Chapitre 25

Je n'avais pas pu dormir de la nuit. Étant donné que j'avais déjà pris un antidépresseur, je n'avais pas osé prendre un somnifère en même temps. Quand le matin arriva enfin, j'avais toujours les yeux grands ouverts et fixés sur le plafond, étendu en étoile dans mon lit. Pourtant, j'étais tellement épuisé que je n'arrivais plus à trouver la force d'en ressortir. Vivement pour moi, ma tante arriva dans ma chambre cinq minutes après mon réveil pour m'avertir que le petit déjeuner était prêt. Elle se donna aussi la mission de me pousser en bas de mon lit.

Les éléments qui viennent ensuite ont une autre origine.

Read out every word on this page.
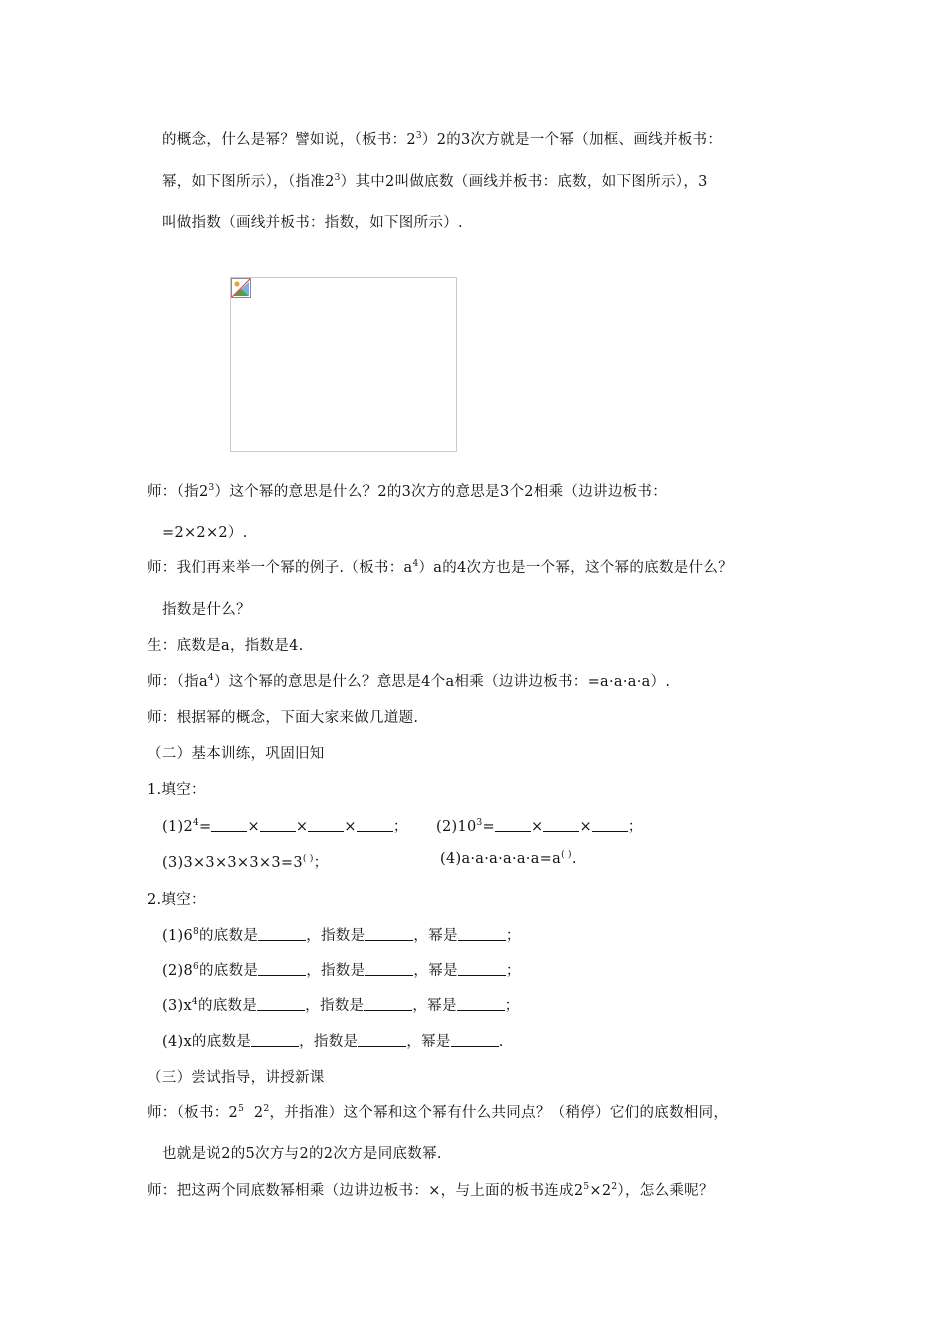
的概念，什么是幂？譬如说，（板书：$2^3)2$的3次方就是一个幂（加框、画线并板书：
幂，如下图所示），（指准$2^3$）其中2叫做底数（画线并板书：底数，如下图所示），3
叫做指数（画线并板书：指数，如下图所示）.
师：（指$2^3$）这个幂的意思是什么？2的3次方的意思是3个2相乘（边讲边板书：
=2×2×2）.
师：我们再来举一个幂的例子.（板书：$a^4)a$的4次方也是一个幂，这个幂的底数是什么？
指数是什么？
生：底数是a，指数是4.
师：（指$a^4$）这个幂的意思是什么？意思是4个a相乘（边讲边板书：=a·a·a·a）.
师：根据幂的概念，下面大家来做几道题.
（二）基本训练，巩固旧知
1.填空：
$(1)2^4=$ × × × ； $(2)10^3=$ × × ；
(3)3×3×3×3×3=3( )；	(4)a·a·a·a·a·a=a( ).
2.填空：
$(1)6^8$的底数是	，指数是	，幂是	；
$(2)8^6$的底数是	，指数是	，幂是	；
$(3)x^4$的底数是	，指数是	，幂是	；
(4)x的底数是	，指数是	，幂是	.
（三）尝试指导，讲授新课
师：（板书：$2^5$  $2^2$，并指准）这个幂和这个幂有什么共同点？（稍停）它们的底数相同，
也就是说2的5次方与2的2次方是同底数幂.
师：把这两个同底数幂相乘（边讲边板书：×，与上面的板书连成$2^5\times 2^2$），怎么乘呢？
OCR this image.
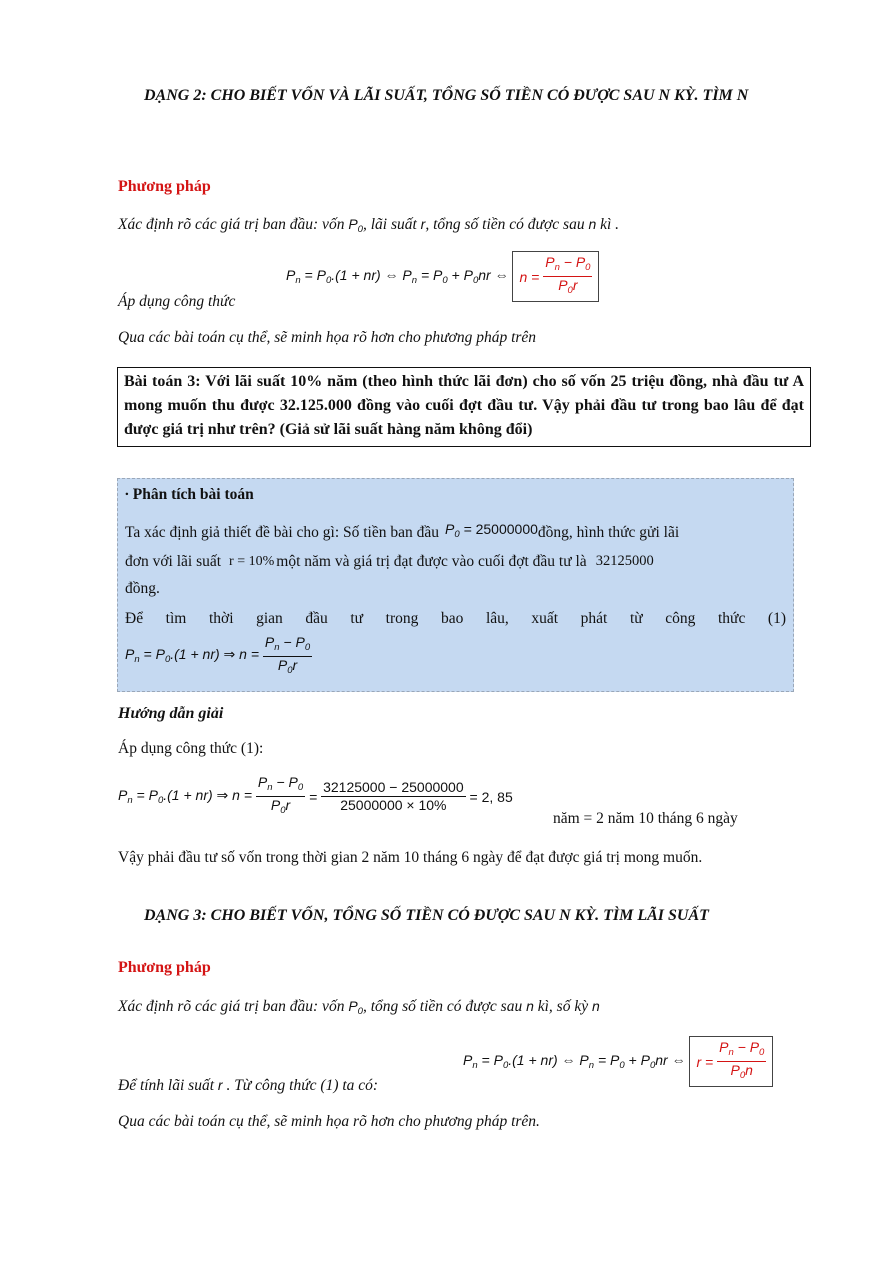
DẠNG 2: CHO BIẾT VỐN VÀ LÃI SUẤT, TỔNG SỐ TIỀN CÓ ĐƯỢC SAU N KỲ. TÌM N
Phương pháp
Xác định rõ các giá trị ban đầu: vốn $P_0$, lãi suất r, tổng số tiền có được sau n kì .
$P_n = P_0.(1 + nr)$ ⇔ $P_n = P_0 + P_0nr$ ⇔ $n = \frac{P_n - P_0}{P_0r}$
Áp dụng công thức
Qua các bài toán cụ thể, sẽ minh họa rõ hơn cho phương pháp trên
Bài toán 3: Với lãi suất 10% năm (theo hình thức lãi đơn) cho số vốn 25 triệu đồng, nhà đầu tư A mong muốn thu được 32.125.000 đồng vào cuối đợt đầu tư. Vậy phải đầu tư trong bao lâu để đạt được giá trị như trên? (Giả sử lãi suất hàng năm không đổi)
∙ Phân tích bài toán
Ta xác định giả thiết đề bài cho gì: Số tiền ban đầu $P_0 = 25000000$ đồng, hình thức gửi lãi
đơn với lãi suất r = 10% một năm và giá trị đạt được vào cuối đợt đầu tư là 32125000
đồng.
Để tìm thời gian đầu tư trong bao lâu, xuất phát từ công thức (1)
$P_n = P_0.(1 + nr)$ ⇒ $n = \frac{P_n - P_0}{P_0r}$
Hướng dẫn giải
Áp dụng công thức (1):
$P_n = P_0.(1 + nr)$ ⇒ $n = \frac{P_n - P_0}{P_0r} = \frac{32125000 - 25000000}{25000000 \times 10\%} = 2$, 85
năm = 2 năm 10 tháng 6 ngày
Vậy phải đầu tư số vốn trong thời gian 2 năm 10 tháng 6 ngày để đạt được giá trị mong muốn.
DẠNG 3: CHO BIẾT VỐN, TỔNG SỐ TIỀN CÓ ĐƯỢC SAU N KỲ. TÌM LÃI SUẤT
Phương pháp
Xác định rõ các giá trị ban đầu: vốn $P_0$, tổng số tiền có được sau n kì, số kỳ n
$P_n = P_0.(1 + nr)$ ⇔ $P_n = P_0 + P_0nr$ ⇔ $r = \frac{P_n - P_0}{P_0n}$
Để tính lãi suất r . Từ công thức (1) ta có:
Qua các bài toán cụ thể, sẽ minh họa rõ hơn cho phương pháp trên.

Après le petit déjeuner, je me préparai rapidement avant d'aller à l'école. Je partis de la maison dix minutes plus tôt que d'habitude, pour un stop au Tim Hortons. J'avais besoin du café le plus fort et le plus sucré possible pour passer au-dessus de ma journée. Une fois arrivé à l'école, j'allais m'assoir à la cafétéria, puisque c'était le genre d'école strict où nous n'avions pas le droit de boire et de manger ailleurs dans les corridors.

Cinq minutes plus tard, Élodie faisait son arrivée. Elle vint s'assoir en face de moi, toute souriante. Je restai de marbre devant sa bonne humeur, penché au-dessus de mon café.

- Hé, grognon, me salua-t-elle avec un petit sourire en coin. Fais pas cette tête-là, je t'en veux pas, pour hier soir.

Je marmonnai un « Mmh » avant de boire une grande gorgée de café. Élodie s'appropria le gobelet alors que je le reposais sur la table et prit une gorgée. Elle remit le café sur la table en s'étouffant, une main sur la poitrine pour reprendre son souffle.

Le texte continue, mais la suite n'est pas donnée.